The success rate of the model is defined by the percentage of task executions that passed all the unit tests for the given task. The success rate of the fine-tuned Llama-3.1-8B-Instruct model is 20.00%. This is a significant improvement over the Llama-3.1-8B-Instruct zero-shot and one-shot baselines. Thus, the model seemed to be able to successfully interpret the examples shown to it during the fine-tuning process. Further, this success rate is comparable to the success rate of the Llama-3.3-70B-Instruct model on the larger AppWorld benchmark. One important consideration when interpreting this comparison is the task difficulty of the subset of tasks used for my evaluation might not be equivalent to the task difficulty of the entire AppWorld benchmark. Nonetheless, the success rate of the fine-tuned model shows promise for the ability of smaller models to be fine-tuned for specific tasks goals.

Completion Rate

The completion rates of the models roughly follow the success rates. The completion rate is defined to be the percentage of tasks where the model believed it had completed the task. For example, the fine-tuned Llama-3.1-8B-Instruct model has a completion rate of 40.00% while the success rate is 20.00%. Thus, of the tasks the model believed it had completed, only about half were actually done successfully.
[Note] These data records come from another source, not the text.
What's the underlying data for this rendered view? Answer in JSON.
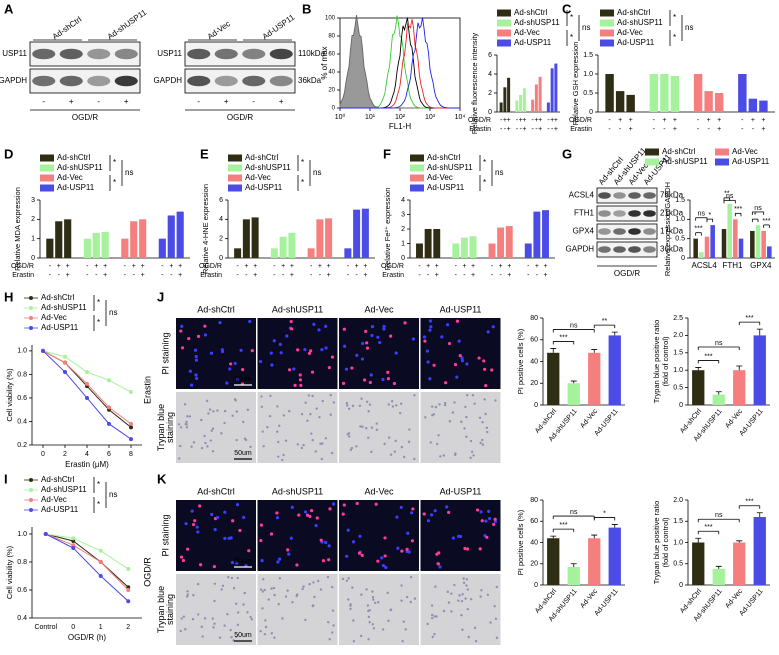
{
  "panel_labels": [
    "A",
    "B",
    "C",
    "D",
    "E",
    "F",
    "G",
    "H",
    "I",
    "J",
    "K"
  ],
  "blots": [
    {
      "columns": [
        "Ad-shCtrl",
        "Ad-shUSP11"
      ],
      "rows": [
        "USP11",
        "GAPDH"
      ],
      "signs": [
        "-",
        "+",
        "-",
        "+"
      ],
      "condition": "OGD/R"
    },
    {
      "columns": [
        "Ad-Vec",
        "Ad-USP11"
      ],
      "rows": [
        "USP11",
        "GAPDH"
      ],
      "sizes": [
        "110kDa",
        "36kDa"
      ],
      "signs": [
        "-",
        "+",
        "-",
        "+"
      ],
      "condition": "OGD/R"
    },
    {
      "columns": [
        "Ad-shCtrl",
        "Ad-shUSP11",
        "Ad-Vec",
        "Ad-USP11"
      ],
      "rows": [
        "ACSL4",
        "FTH1",
        "GPX4",
        "GAPDH"
      ],
      "sizes": [
        "79kDa",
        "21kDa",
        "17kDa",
        "36kDa"
      ],
      "condition": "OGD/R"
    }
  ],
  "flow": {
    "ylabel": "% of max",
    "xlabel": "FL1-H",
    "ylim": [
      0,
      100
    ],
    "yticks": [
      0,
      20,
      40,
      60,
      80,
      100
    ],
    "xticks": [
      "10⁰",
      "10¹",
      "10²",
      "10³",
      "10⁴"
    ]
  },
  "images": [
    {
      "side_label": "Erastin",
      "columns": [
        "Ad-shCtrl",
        "Ad-shUSP11",
        "Ad-Vec",
        "Ad-USP11"
      ],
      "rows": [
        {
          "lines": [
            "PI staining"
          ]
        },
        {
          "lines": [
            "Trypan blue",
            "staining"
          ]
        }
      ],
      "scale_bar": "50um"
    },
    {
      "side_label": "OGD/R",
      "columns": [
        "Ad-shCtrl",
        "Ad-shUSP11",
        "Ad-Vec",
        "Ad-USP11"
      ],
      "rows": [
        {
          "lines": [
            "PI staining"
          ]
        },
        {
          "lines": [
            "Trypan blue",
            "staining"
          ]
        }
      ],
      "scale_bar": "50um"
    }
  ],
  "chart_data": [
    {
      "type": "bar",
      "ylabel": [
        "Relative fluorescence intensity"
      ],
      "ylim": [
        0,
        6
      ],
      "yticks": [
        0,
        2,
        4,
        6
      ],
      "series": [
        {
          "name": "Ad-shCtrl",
          "color": "#2f2e15",
          "values": [
            1,
            2.6,
            3.6
          ]
        },
        {
          "name": "Ad-shUSP11",
          "color": "#a6f29c",
          "values": [
            1.2,
            1.8,
            2.5
          ]
        },
        {
          "name": "Ad-Vec",
          "color": "#f57f7f",
          "values": [
            1.3,
            2.9,
            3.7
          ]
        },
        {
          "name": "Ad-USP11",
          "color": "#4b4be6",
          "values": [
            1,
            4.6,
            5.1
          ]
        }
      ],
      "legend_marks": [
        "*",
        "ns",
        "*"
      ],
      "conditions": [
        {
          "label": "OGD/R",
          "signs": [
            "-",
            "+",
            "+"
          ]
        },
        {
          "label": "Erastin",
          "signs": [
            "-",
            "-",
            "+"
          ]
        }
      ]
    },
    {
      "type": "bar",
      "ylabel": [
        "Relative GSH expression"
      ],
      "ylim": [
        0,
        1.5
      ],
      "yticks": [
        0,
        0.5,
        {
          "value": 1,
          "label": "1.0"
        },
        1.5
      ],
      "series": [
        {
          "name": "Ad-shCtrl",
          "color": "#2f2e15",
          "values": [
            1,
            0.55,
            0.45
          ]
        },
        {
          "name": "Ad-shUSP11",
          "color": "#a6f29c",
          "values": [
            1,
            1,
            0.95
          ]
        },
        {
          "name": "Ad-Vec",
          "color": "#f57f7f",
          "values": [
            1,
            0.55,
            0.5
          ]
        },
        {
          "name": "Ad-USP11",
          "color": "#4b4be6",
          "values": [
            1,
            0.35,
            0.3
          ]
        }
      ],
      "legend_marks": [
        "*",
        "ns",
        "*"
      ],
      "conditions": [
        {
          "label": "OGD/R",
          "signs": [
            "-",
            "+",
            "+"
          ]
        },
        {
          "label": "Erastin",
          "signs": [
            "-",
            "-",
            "+"
          ]
        }
      ]
    },
    {
      "type": "bar",
      "ylabel": [
        "Relative MDA expression"
      ],
      "ylim": [
        0,
        3
      ],
      "yticks": [
        0,
        1,
        2,
        3
      ],
      "series": [
        {
          "name": "Ad-shCtrl",
          "color": "#2f2e15",
          "values": [
            1,
            1.9,
            2
          ]
        },
        {
          "name": "Ad-shUSP11",
          "color": "#a6f29c",
          "values": [
            1,
            1.3,
            1.35
          ]
        },
        {
          "name": "Ad-Vec",
          "color": "#f57f7f",
          "values": [
            1,
            1.9,
            2
          ]
        },
        {
          "name": "Ad-USP11",
          "color": "#4b4be6",
          "values": [
            1,
            2.2,
            2.4
          ]
        }
      ],
      "legend_marks": [
        "*",
        "ns",
        "*"
      ],
      "conditions": [
        {
          "label": "OGD/R",
          "signs": [
            "-",
            "+",
            "+"
          ]
        },
        {
          "label": "Erastin",
          "signs": [
            "-",
            "-",
            "+"
          ]
        }
      ]
    },
    {
      "type": "bar",
      "ylabel": [
        "Relative 4-HNE expression"
      ],
      "ylim": [
        0,
        6
      ],
      "yticks": [
        0,
        2,
        4,
        6
      ],
      "series": [
        {
          "name": "Ad-shCtrl",
          "color": "#2f2e15",
          "values": [
            1,
            4,
            4.2
          ]
        },
        {
          "name": "Ad-shUSP11",
          "color": "#a6f29c",
          "values": [
            1,
            2.2,
            2.6
          ]
        },
        {
          "name": "Ad-Vec",
          "color": "#f57f7f",
          "values": [
            1,
            4,
            4.1
          ]
        },
        {
          "name": "Ad-USP11",
          "color": "#4b4be6",
          "values": [
            1,
            5,
            5.1
          ]
        }
      ],
      "legend_marks": [
        "*",
        "ns",
        "*"
      ],
      "conditions": [
        {
          "label": "OGD/R",
          "signs": [
            "-",
            "+",
            "+"
          ]
        },
        {
          "label": "Erastin",
          "signs": [
            "-",
            "-",
            "+"
          ]
        }
      ]
    },
    {
      "type": "bar",
      "ylabel": [
        "Relative Fe²⁺ expression"
      ],
      "ylim": [
        0,
        4
      ],
      "yticks": [
        0,
        1,
        2,
        3,
        4
      ],
      "series": [
        {
          "name": "Ad-shCtrl",
          "color": "#2f2e15",
          "values": [
            1,
            2,
            2
          ]
        },
        {
          "name": "Ad-shUSP11",
          "color": "#a6f29c",
          "values": [
            1,
            1.4,
            1.5
          ]
        },
        {
          "name": "Ad-Vec",
          "color": "#f57f7f",
          "values": [
            1,
            2.1,
            2.2
          ]
        },
        {
          "name": "Ad-USP11",
          "color": "#4b4be6",
          "values": [
            1,
            3.2,
            3.3
          ]
        }
      ],
      "legend_marks": [
        "*",
        "ns",
        "*"
      ],
      "conditions": [
        {
          "label": "OGD/R",
          "signs": [
            "-",
            "+",
            "+"
          ]
        },
        {
          "label": "Erastin",
          "signs": [
            "-",
            "-",
            "+"
          ]
        }
      ]
    },
    {
      "type": "bar",
      "ylabel": [
        "Relative expression/GAPDH"
      ],
      "ylim": [
        0,
        1.5
      ],
      "yticks": [
        0,
        0.5,
        {
          "value": 1,
          "label": "1.0"
        },
        1.5
      ],
      "categories": [
        "ACSL4",
        "FTH1",
        "GPX4"
      ],
      "series": [
        {
          "name": "Ad-shCtrl",
          "color": "#2f2e15",
          "values": [
            0.5,
            0.75,
            0.7
          ]
        },
        {
          "name": "Ad-shUSP11",
          "color": "#a6f29c",
          "values": [
            0.15,
            1.4,
            0.85
          ]
        },
        {
          "name": "Ad-Vec",
          "color": "#f57f7f",
          "values": [
            0.55,
            1,
            0.7
          ]
        },
        {
          "name": "Ad-USP11",
          "color": "#4b4be6",
          "values": [
            0.85,
            0.5,
            0.3
          ]
        }
      ],
      "comparisons": [
        {
          "category": "ACSL4",
          "from": "Ad-shCtrl",
          "to": "Ad-shUSP11",
          "label": "***"
        },
        {
          "category": "ACSL4",
          "from": "Ad-shCtrl",
          "to": "Ad-Vec",
          "label": "ns"
        },
        {
          "category": "ACSL4",
          "from": "Ad-Vec",
          "to": "Ad-USP11",
          "label": "*"
        },
        {
          "category": "FTH1",
          "from": "Ad-shCtrl",
          "to": "Ad-shUSP11",
          "label": "**"
        },
        {
          "category": "FTH1",
          "from": "Ad-shCtrl",
          "to": "Ad-Vec",
          "label": "ns"
        },
        {
          "category": "FTH1",
          "from": "Ad-Vec",
          "to": "Ad-USP11",
          "label": "***"
        },
        {
          "category": "GPX4",
          "from": "Ad-shCtrl",
          "to": "Ad-shUSP11",
          "label": "*"
        },
        {
          "category": "GPX4",
          "from": "Ad-shCtrl",
          "to": "Ad-Vec",
          "label": "ns"
        },
        {
          "category": "GPX4",
          "from": "Ad-Vec",
          "to": "Ad-USP11",
          "label": "***"
        }
      ]
    },
    {
      "type": "line",
      "ylabel": [
        "Cell viability (%)"
      ],
      "xlabel": "Erastin (μM)",
      "x": [
        0,
        2,
        4,
        6,
        8
      ],
      "xlim": [
        -1,
        9
      ],
      "xticks": [
        0,
        2,
        4,
        6,
        8
      ],
      "ylim": [
        0.2,
        1.05
      ],
      "yticks": [
        0.2,
        0.4,
        0.6,
        0.8,
        {
          "value": 1,
          "label": "1.0"
        }
      ],
      "series": [
        {
          "name": "Ad-shCtrl",
          "color": "#2f2e15",
          "values": [
            1,
            0.9,
            0.7,
            0.5,
            0.35
          ]
        },
        {
          "name": "Ad-shUSP11",
          "color": "#a6f29c",
          "values": [
            1,
            0.95,
            0.82,
            0.75,
            0.65
          ]
        },
        {
          "name": "Ad-Vec",
          "color": "#f57f7f",
          "values": [
            1,
            0.9,
            0.72,
            0.52,
            0.38
          ]
        },
        {
          "name": "Ad-USP11",
          "color": "#4b4be6",
          "values": [
            1,
            0.82,
            0.6,
            0.38,
            0.25
          ]
        }
      ],
      "legend_marks": [
        "*",
        "ns",
        "*"
      ]
    },
    {
      "type": "line",
      "ylabel": [
        "Cell viability (%)"
      ],
      "xlabel": "OGD/R (h)",
      "categories": [
        "Control",
        "0",
        "1",
        "2"
      ],
      "ylim": [
        0.4,
        1.05
      ],
      "yticks": [
        0.4,
        0.6,
        0.8,
        {
          "value": 1,
          "label": "1.0"
        }
      ],
      "series": [
        {
          "name": "Ad-shCtrl",
          "color": "#2f2e15",
          "values": [
            1,
            0.95,
            0.8,
            0.62
          ]
        },
        {
          "name": "Ad-shUSP11",
          "color": "#a6f29c",
          "values": [
            1,
            0.97,
            0.88,
            0.75
          ]
        },
        {
          "name": "Ad-Vec",
          "color": "#f57f7f",
          "values": [
            1,
            0.92,
            0.8,
            0.6
          ]
        },
        {
          "name": "Ad-USP11",
          "color": "#4b4be6",
          "values": [
            1,
            0.9,
            0.7,
            0.52
          ]
        }
      ],
      "legend_marks": [
        "*",
        "ns",
        "*"
      ]
    },
    {
      "type": "bar",
      "ylabel": [
        "PI positive cells (%)"
      ],
      "ylim": [
        0,
        80
      ],
      "yticks": [
        0,
        20,
        40,
        60,
        80
      ],
      "categories": [
        "Ad-shCtrl",
        "Ad-shUSP11",
        "Ad-Vec",
        "Ad-USP11"
      ],
      "values": [
        48,
        20,
        48,
        64
      ],
      "errors": [
        4,
        2,
        3,
        3
      ],
      "colors": [
        "#2f2e15",
        "#a6f29c",
        "#f57f7f",
        "#4b4be6"
      ],
      "comparisons": [
        {
          "from": "Ad-shCtrl",
          "to": "Ad-shUSP11",
          "label": "***"
        },
        {
          "from": "Ad-Vec",
          "to": "Ad-USP11",
          "label": "**"
        },
        {
          "from": "Ad-shCtrl",
          "to": "Ad-Vec",
          "label": "ns"
        }
      ]
    },
    {
      "type": "bar",
      "ylabel": [
        "Trypan blue positive ratio",
        "(fold of control)"
      ],
      "ylim": [
        0,
        2.5
      ],
      "yticks": [
        0,
        0.5,
        {
          "value": 1,
          "label": "1.0"
        },
        1.5,
        {
          "value": 2,
          "label": "2.0"
        },
        2.5
      ],
      "categories": [
        "Ad-shCtrl",
        "Ad-shUSP11",
        "Ad-Vec",
        "Ad-USP11"
      ],
      "values": [
        1,
        0.3,
        1,
        2
      ],
      "errors": [
        0.08,
        0.08,
        0.12,
        0.18
      ],
      "colors": [
        "#2f2e15",
        "#a6f29c",
        "#f57f7f",
        "#4b4be6"
      ],
      "comparisons": [
        {
          "from": "Ad-shCtrl",
          "to": "Ad-shUSP11",
          "label": "***"
        },
        {
          "from": "Ad-Vec",
          "to": "Ad-USP11",
          "label": "***"
        },
        {
          "from": "Ad-shCtrl",
          "to": "Ad-Vec",
          "label": "ns"
        }
      ]
    },
    {
      "type": "bar",
      "ylabel": [
        "PI positive cells (%)"
      ],
      "ylim": [
        0,
        80
      ],
      "yticks": [
        0,
        20,
        40,
        60,
        80
      ],
      "categories": [
        "Ad-shCtrl",
        "Ad-shUSP11",
        "Ad-Vec",
        "Ad-USP11"
      ],
      "values": [
        44,
        17,
        44,
        54
      ],
      "errors": [
        2,
        3,
        3,
        3
      ],
      "colors": [
        "#2f2e15",
        "#a6f29c",
        "#f57f7f",
        "#4b4be6"
      ],
      "comparisons": [
        {
          "from": "Ad-shCtrl",
          "to": "Ad-shUSP11",
          "label": "***"
        },
        {
          "from": "Ad-Vec",
          "to": "Ad-USP11",
          "label": "*"
        },
        {
          "from": "Ad-shCtrl",
          "to": "Ad-Vec",
          "label": "ns"
        }
      ]
    },
    {
      "type": "bar",
      "ylabel": [
        "Trypan blue positive ratio",
        "(fold of control)"
      ],
      "ylim": [
        0,
        2
      ],
      "yticks": [
        0,
        0.5,
        {
          "value": 1,
          "label": "1.0"
        },
        1.5,
        {
          "value": 2,
          "label": "2.0"
        }
      ],
      "categories": [
        "Ad-shCtrl",
        "Ad-shUSP11",
        "Ad-Vec",
        "Ad-USP11"
      ],
      "values": [
        1,
        0.38,
        1,
        1.6
      ],
      "errors": [
        0.1,
        0.06,
        0.04,
        0.1
      ],
      "colors": [
        "#2f2e15",
        "#a6f29c",
        "#f57f7f",
        "#4b4be6"
      ],
      "comparisons": [
        {
          "from": "Ad-shCtrl",
          "to": "Ad-shUSP11",
          "label": "***"
        },
        {
          "from": "Ad-Vec",
          "to": "Ad-USP11",
          "label": "***"
        },
        {
          "from": "Ad-shCtrl",
          "to": "Ad-Vec",
          "label": "ns"
        }
      ]
    }
  ]
}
Average Iterations per Task

The average number of iterations per task is roughly constant across all models. However, the fine-tuned model does have a slightly lower average number of iterations than the other models. This makes sense as the fine-tuned model likely had less erroneous iterations that needed to be corrected when completing a task.

Average Tokens per Task

The average number of tokens per task is highest for the zero-shot Llama-3.1-8B-Instruct model. I hypothesize that this is because the model has a less clear understanding of the task and thus generates more tokens to try to complete the task. The agentlm-7b model has the lowest average number of tokens per task, likely because of difference in model architectures.

Qualitative Observations

From a qualitative standpoint, there were a few clear errors made by all of the models. These errors occurred in each of the models but were less frequent in the fine-tuned model. They are as follows:

Real-World API Usage: The model would often call the real-world API for the simulated application. For example, the model would call the actual Spotify API when it should have used the AppWorld Spotify API documentation. This error is hard to mitigate as the models have all been trained on the real-world API documentation. This is an error that the models will likely not exhibit in real-world applications as they will be interacting with the real-world APIs they have been trained on.
Syntax Errors: These models in general had a difficult time generating syntactically correct Python code. Viewing the synthetic dataset, the Llama-3.3-70B-Instruct model had this problem much less frequently. Thus, I suspect this error is generally attributed to the smaller size of the Llama-3.1-8B-Instruct and the agentlm-7b models.
Hallucinations: The model would often hallucinate the output of its generated code. For example, if the model's output had code to call the get_playlist_tracks function, it would often hallucinate and output its own list of tracks.

Future Work

There are many ways this project could be expanded upon in the future. I would like to evaluate the performance of the fine-tuned model on a larger subset of the AppWorld tasks to verify my results. Further, I would like to give the agents a larger number of iterations to complete the tasks to study how well they are able to correct their own errors. Both of these extensions rely on more compute resources. Finally, I would like to experiment with orchestration of multiple agents to see if they are able to correct each other's errors.

References

Trivedi, Harsh, et al. "AppWorld: A controllable world of apps and people for benchmarking interactive coding agents." arXiv preprint arXiv:2407.18901 (2024).

(The content is based on Stanford CS224N’s Custom Final Project.)